Day of the Dead

Day of the Dead

The Day of the Dead is a Mexican holiday celebrated in Mexico and elsewhere. It is associated with the Catholic celebrations of All Saints’ Day and All Souls’ Day, and is held on November 1 and 2. The festival is also known as ‘Dia de Muerte’ in the United States and other Latin American countries and is celebrated on November 2.

About Day of the Dead in brief

Summary Day of the DeadThe Day of the Dead is a Mexican holiday celebrated in Mexico and elsewhere. It is associated with the Catholic celebrations of All Saints’ Day and All Souls’ Day, and is held on November 1 and 2. Mexican academics are divided on whether the festivity has indigenous pre-hispanic roots or whether it is a 20th-century rebranded version of a Spanish tradition developed by the presidency of Lázaro Cárdenas. The Dia de Muertos was then promoted throughout the country as a continuity of ancient Aztec festivals celebrating death, a theory strongly encouraged by Mexican poet Octavio Paz. In 2008, the tradition was inscribed in the Representative List of the Intangible Cultural Heritage of Humanity by UNESCO. The holiday is more commonly called \”Día de los Muerto\” outside Mexico. Whereas in Spain and most of Latin America the public holiday and similar traditions are typically held on All Saints’ Day, the Mexican government under Cardenas switched it to All Souls’ day. The festivity is a national symbol and as such is taught in the nation’s school system, typically asserting a native origin. It has far more in common with European traditions of Danse macabre and their allegories of life and death personified in the human skeleton to remind us of the ephemeral nature of life. It resulted from the Reform Laws under the. presidency of Benito Juarez which forced family pantheons out of Churches and into civil cemeteries, requiring rich families having servants guarding family possessions displayed at altars.

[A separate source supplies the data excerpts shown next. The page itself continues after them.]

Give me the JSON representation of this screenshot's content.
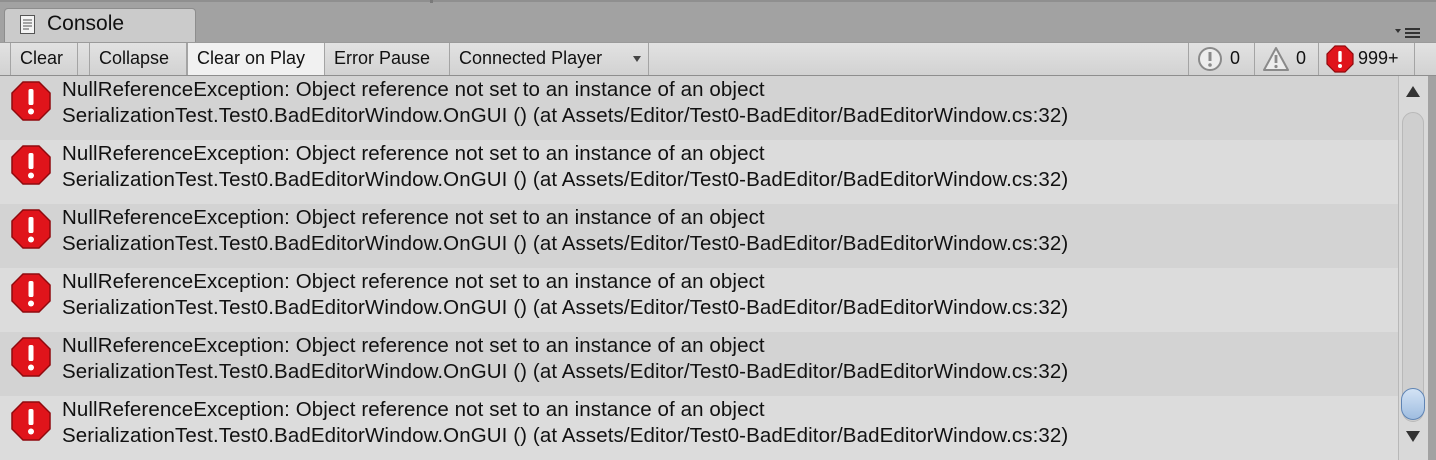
{
  "window": {
    "tab_title": "Console",
    "tab_icon": "console-document-icon",
    "menu_icon": "panel-menu-icon"
  },
  "toolbar": {
    "clear_label": "Clear",
    "collapse_label": "Collapse",
    "clear_on_play_label": "Clear on Play",
    "error_pause_label": "Error Pause",
    "player_dropdown_value": "Connected Player",
    "info_count": "0",
    "warning_count": "0",
    "error_count": "999+"
  },
  "colors": {
    "error_red": "#e0141b",
    "thumb_blue": "#9fbde0"
  },
  "log": {
    "entries": [
      {
        "type": "error",
        "line1": "NullReferenceException: Object reference not set to an instance of an object",
        "line2": "SerializationTest.Test0.BadEditorWindow.OnGUI () (at Assets/Editor/Test0-BadEditor/BadEditorWindow.cs:32)"
      },
      {
        "type": "error",
        "line1": "NullReferenceException: Object reference not set to an instance of an object",
        "line2": "SerializationTest.Test0.BadEditorWindow.OnGUI () (at Assets/Editor/Test0-BadEditor/BadEditorWindow.cs:32)"
      },
      {
        "type": "error",
        "line1": "NullReferenceException: Object reference not set to an instance of an object",
        "line2": "SerializationTest.Test0.BadEditorWindow.OnGUI () (at Assets/Editor/Test0-BadEditor/BadEditorWindow.cs:32)"
      },
      {
        "type": "error",
        "line1": "NullReferenceException: Object reference not set to an instance of an object",
        "line2": "SerializationTest.Test0.BadEditorWindow.OnGUI () (at Assets/Editor/Test0-BadEditor/BadEditorWindow.cs:32)"
      },
      {
        "type": "error",
        "line1": "NullReferenceException: Object reference not set to an instance of an object",
        "line2": "SerializationTest.Test0.BadEditorWindow.OnGUI () (at Assets/Editor/Test0-BadEditor/BadEditorWindow.cs:32)"
      },
      {
        "type": "error",
        "line1": "NullReferenceException: Object reference not set to an instance of an object",
        "line2": "SerializationTest.Test0.BadEditorWindow.OnGUI () (at Assets/Editor/Test0-BadEditor/BadEditorWindow.cs:32)"
      }
    ]
  },
  "scrollbar": {
    "position_fraction": 1.0
  }
}
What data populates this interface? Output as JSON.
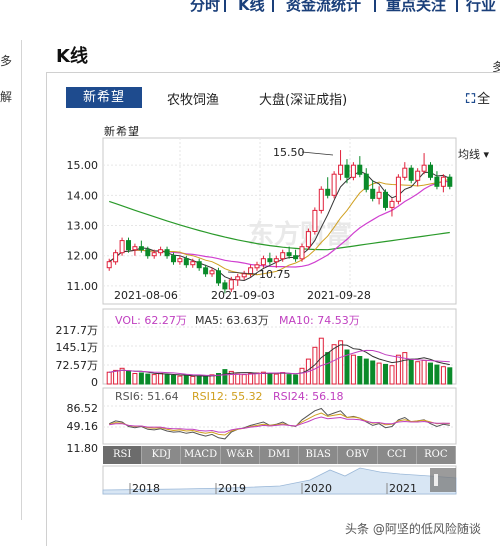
{
  "topnav": {
    "items": [
      "分时",
      "K线",
      "资金流统计",
      "重点关注",
      "行业"
    ]
  },
  "left_panel": {
    "label_top": "多",
    "label_mid": "解"
  },
  "title": "K线",
  "tabs": {
    "active": "新希望",
    "items": [
      "农牧饲渔",
      "大盘(深证成指)"
    ],
    "fullscreen_label": "全"
  },
  "stock_name": "新希望",
  "mode_label": "均线",
  "price_axis": {
    "ticks": [
      "15.00",
      "14.00",
      "13.00",
      "12.00",
      "11.00"
    ]
  },
  "annotations": {
    "high": "15.50",
    "low": "10.75"
  },
  "dates": [
    "2021-08-06",
    "2021-09-03",
    "2021-09-28"
  ],
  "volume": {
    "axis": [
      "217.7万",
      "145.1万",
      "72.57万",
      "0"
    ],
    "vol_label": "VOL: 62.27万",
    "ma5_label": "MA5: 63.63万",
    "ma10_label": "MA10: 74.53万"
  },
  "rsi": {
    "axis": [
      "86.52",
      "49.16",
      "11.80"
    ],
    "rsi6_label": "RSI6: 51.64",
    "rsi12_label": "RSI12: 55.32",
    "rsi24_label": "RSI24: 56.18"
  },
  "indicator_tabs": [
    "RSI",
    "KDJ",
    "MACD",
    "W&R",
    "DMI",
    "BIAS",
    "OBV",
    "CCI",
    "ROC"
  ],
  "timeline_years": [
    "2018",
    "2019",
    "2020",
    "2021"
  ],
  "credit": "头条 @阿坚的低风险随谈",
  "colors": {
    "up": "#e0203a",
    "down": "#0a8a2a",
    "accent": "#1e4b8e"
  },
  "chart_data": {
    "type": "candlestick",
    "ylim": [
      10.4,
      15.9
    ],
    "candles": [
      [
        11.6,
        11.9,
        11.5,
        11.8
      ],
      [
        11.8,
        12.2,
        11.7,
        12.1
      ],
      [
        12.1,
        12.6,
        12.0,
        12.5
      ],
      [
        12.5,
        12.6,
        12.1,
        12.2
      ],
      [
        12.2,
        12.4,
        12.0,
        12.3
      ],
      [
        12.3,
        12.5,
        12.1,
        12.2
      ],
      [
        12.2,
        12.3,
        11.9,
        12.0
      ],
      [
        12.0,
        12.2,
        11.9,
        12.1
      ],
      [
        12.1,
        12.3,
        12.0,
        12.2
      ],
      [
        12.2,
        12.3,
        11.9,
        12.0
      ],
      [
        12.0,
        12.1,
        11.7,
        11.8
      ],
      [
        11.8,
        12.0,
        11.7,
        11.9
      ],
      [
        11.9,
        12.0,
        11.6,
        11.7
      ],
      [
        11.7,
        11.9,
        11.6,
        11.8
      ],
      [
        11.8,
        11.9,
        11.5,
        11.6
      ],
      [
        11.6,
        11.7,
        11.3,
        11.4
      ],
      [
        11.4,
        11.6,
        11.3,
        11.5
      ],
      [
        11.5,
        11.6,
        11.0,
        11.1
      ],
      [
        11.1,
        11.2,
        10.75,
        10.9
      ],
      [
        10.9,
        11.3,
        10.8,
        11.2
      ],
      [
        11.2,
        11.4,
        11.0,
        11.3
      ],
      [
        11.3,
        11.5,
        11.2,
        11.4
      ],
      [
        11.4,
        11.7,
        11.3,
        11.6
      ],
      [
        11.6,
        11.8,
        11.5,
        11.7
      ],
      [
        11.7,
        12.0,
        11.6,
        11.9
      ],
      [
        11.9,
        12.1,
        11.7,
        11.8
      ],
      [
        11.8,
        12.0,
        11.6,
        11.9
      ],
      [
        11.9,
        12.2,
        11.8,
        12.1
      ],
      [
        12.1,
        12.3,
        11.9,
        12.0
      ],
      [
        12.0,
        12.2,
        11.8,
        11.9
      ],
      [
        11.9,
        12.4,
        11.8,
        12.3
      ],
      [
        12.3,
        12.9,
        12.2,
        12.8
      ],
      [
        12.8,
        13.6,
        12.7,
        13.5
      ],
      [
        13.5,
        14.3,
        13.4,
        14.2
      ],
      [
        14.2,
        14.6,
        13.9,
        14.0
      ],
      [
        14.0,
        14.8,
        13.9,
        14.7
      ],
      [
        14.7,
        15.5,
        14.5,
        15.0
      ],
      [
        15.0,
        15.2,
        14.4,
        14.6
      ],
      [
        14.6,
        15.1,
        14.5,
        15.0
      ],
      [
        15.0,
        15.3,
        14.6,
        14.7
      ],
      [
        14.7,
        14.9,
        14.1,
        14.2
      ],
      [
        14.2,
        14.5,
        13.8,
        13.9
      ],
      [
        13.9,
        14.3,
        13.7,
        14.1
      ],
      [
        14.1,
        14.2,
        13.5,
        13.6
      ],
      [
        13.6,
        13.9,
        13.3,
        13.8
      ],
      [
        13.8,
        14.7,
        13.7,
        14.6
      ],
      [
        14.6,
        15.1,
        14.5,
        14.9
      ],
      [
        14.9,
        15.0,
        14.4,
        14.5
      ],
      [
        14.5,
        14.9,
        14.3,
        14.8
      ],
      [
        14.8,
        15.4,
        14.7,
        15.0
      ],
      [
        15.0,
        15.1,
        14.5,
        14.6
      ],
      [
        14.6,
        14.8,
        14.2,
        14.3
      ],
      [
        14.3,
        14.7,
        14.1,
        14.6
      ],
      [
        14.6,
        14.7,
        14.2,
        14.3
      ]
    ],
    "volumes": [
      45,
      52,
      60,
      48,
      40,
      42,
      38,
      36,
      40,
      35,
      33,
      30,
      32,
      29,
      31,
      28,
      35,
      40,
      55,
      48,
      38,
      36,
      40,
      42,
      45,
      40,
      38,
      44,
      36,
      34,
      60,
      95,
      140,
      175,
      120,
      150,
      165,
      130,
      110,
      105,
      95,
      88,
      80,
      75,
      70,
      110,
      120,
      95,
      85,
      90,
      80,
      72,
      66,
      62
    ],
    "rsi6": [
      55,
      60,
      58,
      50,
      48,
      50,
      45,
      44,
      46,
      42,
      40,
      41,
      38,
      40,
      36,
      33,
      36,
      30,
      28,
      40,
      45,
      48,
      52,
      55,
      58,
      52,
      54,
      58,
      52,
      50,
      62,
      70,
      78,
      82,
      70,
      74,
      78,
      66,
      68,
      65,
      58,
      52,
      55,
      48,
      50,
      62,
      66,
      58,
      60,
      62,
      55,
      50,
      54,
      52
    ],
    "rsi12": [
      54,
      57,
      56,
      52,
      50,
      51,
      48,
      47,
      48,
      45,
      43,
      44,
      42,
      43,
      40,
      38,
      40,
      36,
      35,
      42,
      45,
      47,
      50,
      52,
      54,
      52,
      53,
      55,
      52,
      51,
      58,
      64,
      70,
      74,
      68,
      70,
      72,
      66,
      67,
      65,
      60,
      56,
      57,
      53,
      54,
      60,
      62,
      59,
      60,
      61,
      58,
      55,
      56,
      55
    ],
    "rsi24": [
      53,
      55,
      55,
      52,
      51,
      51,
      49,
      49,
      49,
      47,
      46,
      46,
      45,
      45,
      43,
      42,
      43,
      40,
      40,
      44,
      46,
      47,
      49,
      50,
      52,
      51,
      52,
      53,
      52,
      51,
      55,
      59,
      64,
      67,
      64,
      65,
      66,
      63,
      63,
      62,
      59,
      57,
      57,
      55,
      55,
      58,
      59,
      58,
      58,
      59,
      57,
      56,
      56,
      56
    ]
  }
}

The modern characteristics of the holiday led to a nationalist culture and iconography based on pride all things indigenous – portraying Native Americans as the origin of everything truly Mexican. In the 1930s, Quetzalcoatl was officially promoted by the government as a substitute for the Spanish Three Kings tradition, offering a person dressed up as the deity offering gifts to poor children. In this context, the Day of Dead began to be officially isolated from the Catholic Church by Lazaro Carden as a left-leaning anti-clericalist invention whereby the emphasis is laid on death and what what Mexicans consider to be the death of the dead. The tradition of staying up all night with the dead, also points to the recent origin of the tradition of ‘velar’ or ‘staying up with the deceased’, is a recent addition to the holiday. It was first introduced in the 19th century and is still widely practiced in Mexico today, but it is not widely known in the rest of Catholic Southern Europe and Latin America. It is commonly portrayed as a day of celebration rather than mourning. The festival is also known as ‘Dia de Muerte’ in the United States and other Latin American countries and is celebrated on November 2.